Last week, Michele was announced as Valentino’s creative head. Valentino is much smaller in size than Gucci is, but it takes Michele back to his Roman roots (Valentino Garavani, 91, was a famous gown-maker out of Rome who retired in 2007. His is the first store in the city’s Via Condotti just beneath the Spanish Steps.) Valentino’s revenue is humble at €1.4 billion in comparison, just before it was hit by a slowdown, too (the group has not yet announced last year’s results). He also returns to his good friend Jacopo Venturini, the chief merchandiser at Gucci who is now CEO at Valentino.
Michele and Valentino are strange bedfellows—he is a kitschy streetwear guru while the label is posh, old-world romance. But if Kering, Gucci’s owner, can allow a shake-up at Gucci, surely Valentino owner Mayhoola can do the same at Valentino. Michele is an expert at rediscovering lost motifs from the archives and giving them a fresh twist.
Michele and his friends at Gucci (he had worked there for 12 years before he was appointed creative head) also brought on a massive brand punch, even the entry-level products were given a touch of quirk to invite newer buyers.

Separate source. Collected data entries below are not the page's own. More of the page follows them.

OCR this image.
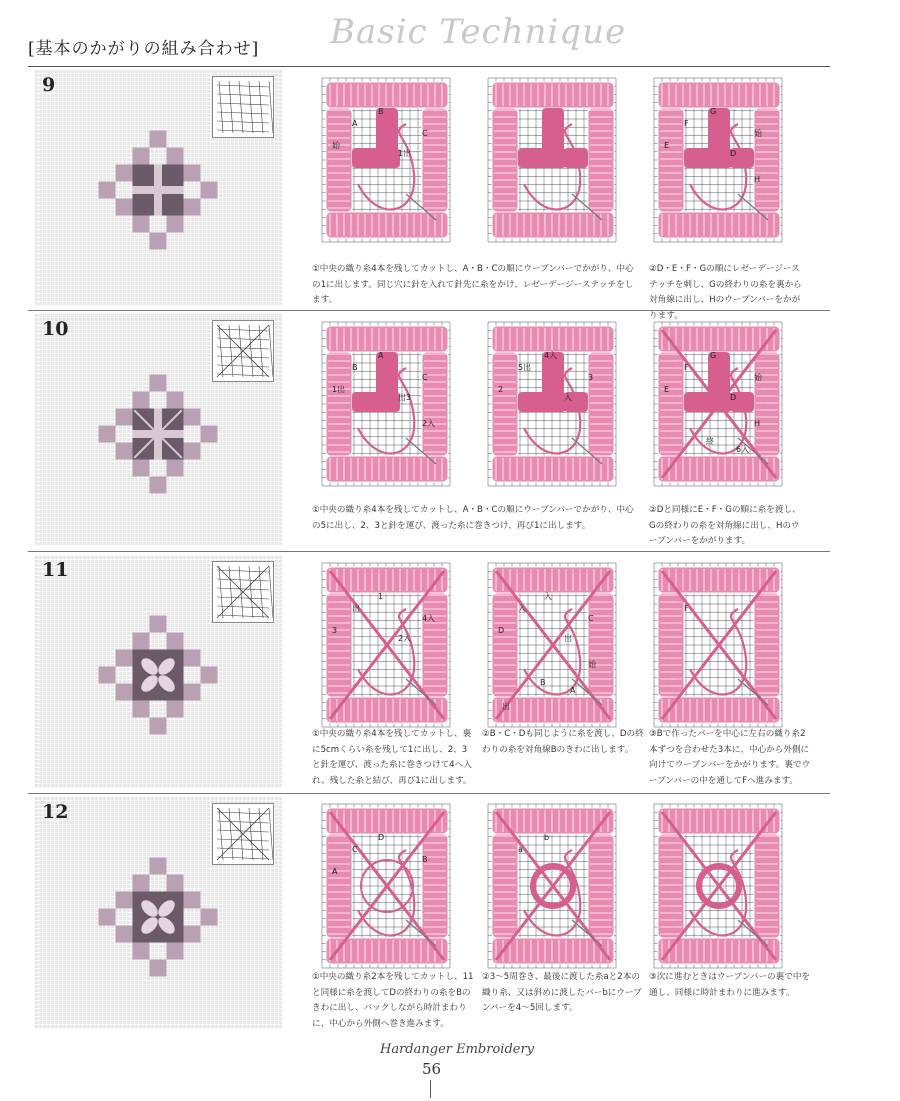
[基本のかがりの組み合わせ] Basic Technique
9
10
11
12
A
B
C
始
1出
F
G
始
E
D
H
B
A
C
1出
出3
2入
5出
4入
3
2
入
F
G
始
E
D
H
終
6入
出
1
4入
3
2入
入
入
C
D
出
始
B
A
出
F
C
D
B
A
a
b
①中央の織り糸4本を残してカットし、A・B・Cの順にウーブンバーでかがり、中心の1に出します。同じ穴に針を入れて針先に糸をかけ、レゼーデージーステッチをします。
②D・E・F・Gの順にレゼーデージーステッチを刺し、Gの終わりの糸を裏から対角線に出し、Hのウーブンバーをかがります。
①中央の織り糸4本を残してカットし、A・B・Cの順にウーブンバーでかがり、中心の5に出し、2、3と針を運び、渡った糸に巻きつけ、再び1に出します。
②Dと同様にE・F・Gの順に糸を渡し、Gの終わりの糸を対角線に出し、Hのウーブンバーをかがります。
①中央の織り糸4本を残してカットし、裏に5cmくらい糸を残して1に出し、2、3と針を運び、渡った糸に巻きつけて4へ入れ、残した糸と結び、再び1に出します。
②B・C・Dも同じように糸を渡し、Dの終わりの糸を対角線Bのきわに出します。
③Bで作ったバーを中心に左右の織り糸2本ずつを合わせた3本に、中心から外側に向けてウーブンバーをかがります。裏でウーブンバーの中を通してFへ進みます。
①中央の織り糸2本を残してカットし、11と同様に糸を渡してDの終わりの糸をBのきわに出し、バックしながら時計まわりに、中心から外側へ巻き進みます。
②3～5周巻き、最後に渡した糸aと2本の織り糸、又は斜めに渡したバーbにウーブンバーを4～5回します。
③次に進むときはウーブンバーの裏で中を通し、同様に時計まわりに進みます。
Hardanger Embroidery
56
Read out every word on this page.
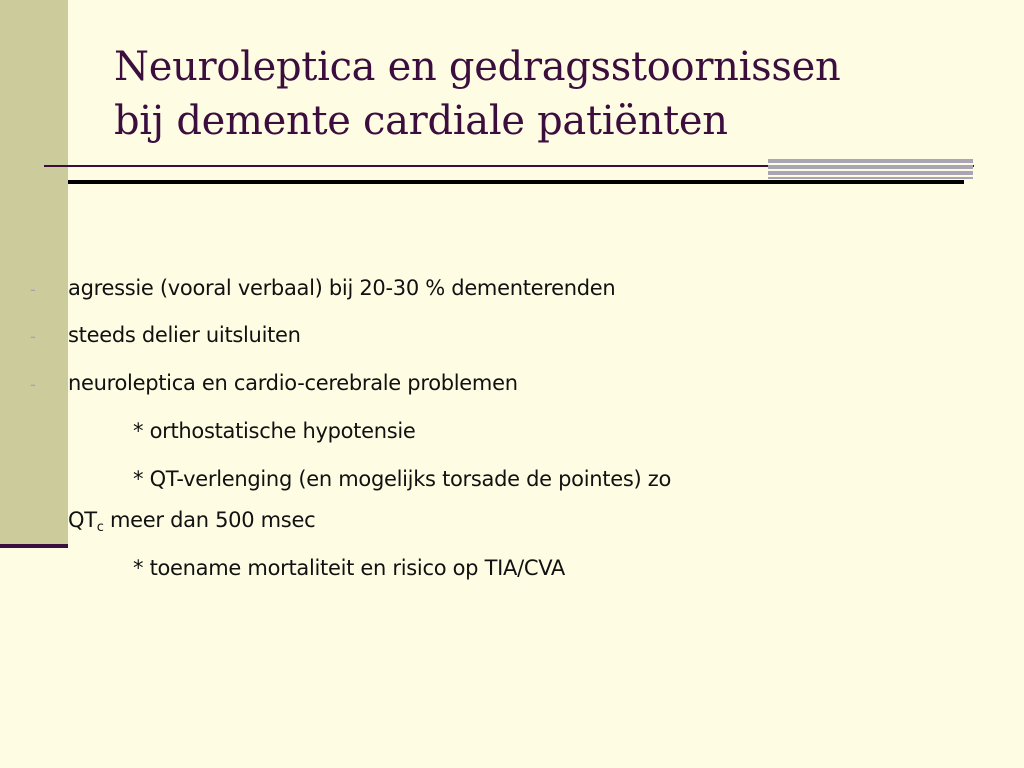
Neuroleptica en gedragsstoornissen
bij demente cardiale patiënten
- agressie (vooral verbaal) bij 20-30 % dementerenden
- steeds delier uitsluiten
- neuroleptica en cardio-cerebrale problemen
* orthostatische hypotensie
* QT-verlenging (en mogelijks torsade de pointes) zo
$QT_c$ meer dan 500 msec
* toename mortaliteit en risico op TIA/CVA
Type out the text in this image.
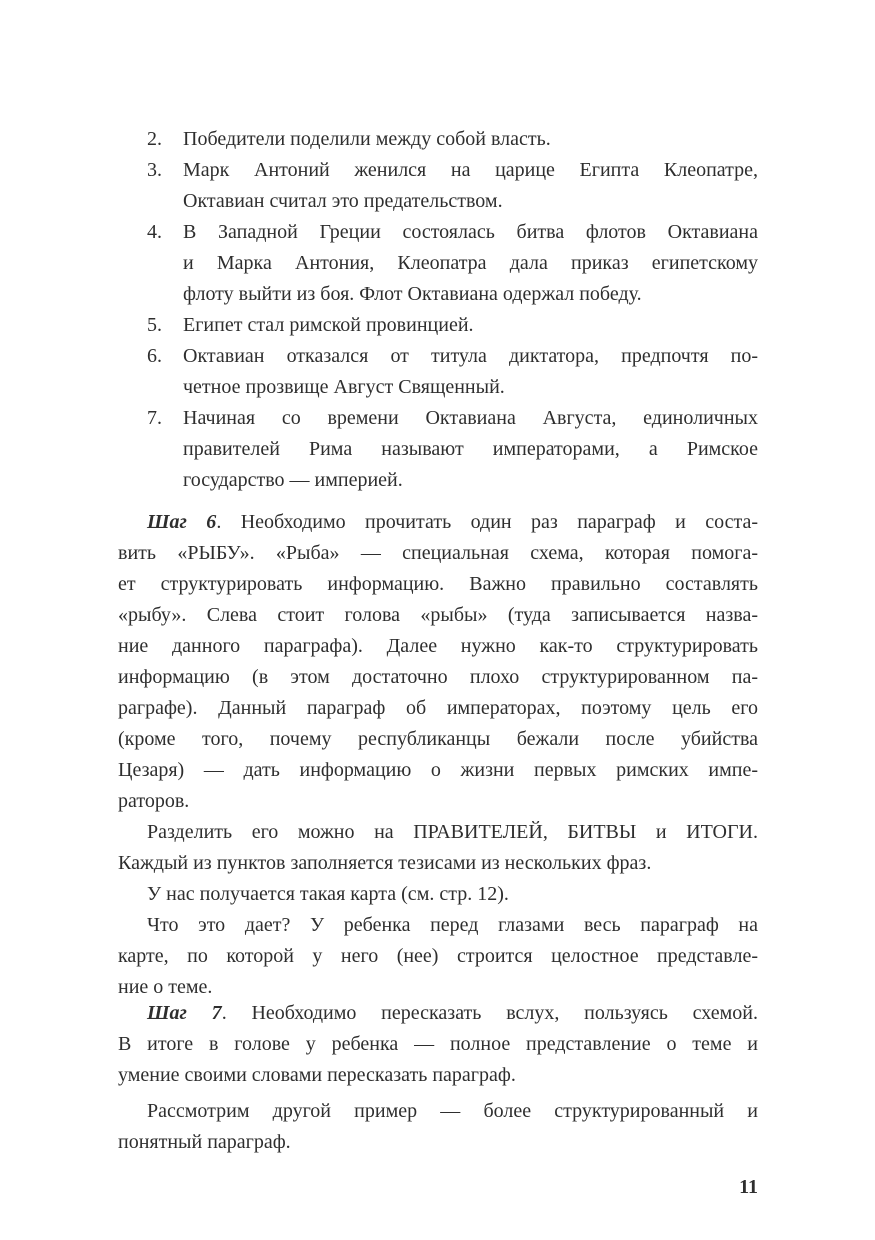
2. Победители поделили между собой власть.
3. Марк Антоний женился на царице Египта Клеопатре,
Октавиан считал это предательством.
4. В Западной Греции состоялась битва флотов Октавиана
и Марка Антония, Клеопатра дала приказ египетскому
флоту выйти из боя. Флот Октавиана одержал победу.
5. Египет стал римской провинцией.
6. Октавиан отказался от титула диктатора, предпочтя по-
четное прозвище Август Священный.
7. Начиная со времени Октавиана Августа, единоличных
правителей Рима называют императорами, а Римское
государство — империей.
Шаг 6. Необходимо прочитать один раз параграф и соста-
вить «РЫБУ». «Рыба» — специальная схема, которая помога-
ет структурировать информацию. Важно правильно составлять
«рыбу». Слева стоит голова «рыбы» (туда записывается назва-
ние данного параграфа). Далее нужно как-то структурировать
информацию (в этом достаточно плохо структурированном па-
раграфе). Данный параграф об императорах, поэтому цель его
(кроме того, почему республиканцы бежали после убийства
Цезаря) — дать информацию о жизни первых римских импе-
раторов.
Разделить его можно на ПРАВИТЕЛЕЙ, БИТВЫ и ИТОГИ.
Каждый из пунктов заполняется тезисами из нескольких фраз.
У нас получается такая карта (см. стр. 12).
Что это дает? У ребенка перед глазами весь параграф на
карте, по которой у него (нее) строится целостное представле-
ние о теме.
Шаг 7. Необходимо пересказать вслух, пользуясь схемой.
В итоге в голове у ребенка — полное представление о теме и
умение своими словами пересказать параграф.
Рассмотрим другой пример — более структурированный и
понятный параграф.
11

The same approach could be just the shot in the arm that would swing the profits in favour of Valentino. Gucci, under Michele, became an innovative, artistic, visionary brand. All these terms are alien in the Valentino dictionary thus far. Gucci also collaborated with Adidas and Disney, and it would be fun to see Valentino be young and relevant again.
Mayhoola, the Qatari investment group that also owns Balmain, has deep pockets. But bringing in a star designer like Michele is unusual, as it plans to exit soon. Kering invested in Valentino last year taking a 30 per cent stake with it. Michele will then be back in the Kering fold, this time taking a hopefully super successful Valentino with him.
Like McQueen, Michele is no ordinary creative talent. He is a significant moment in time, a cultural signpost. Unlike McQueen, he is lucky to have got a second chance.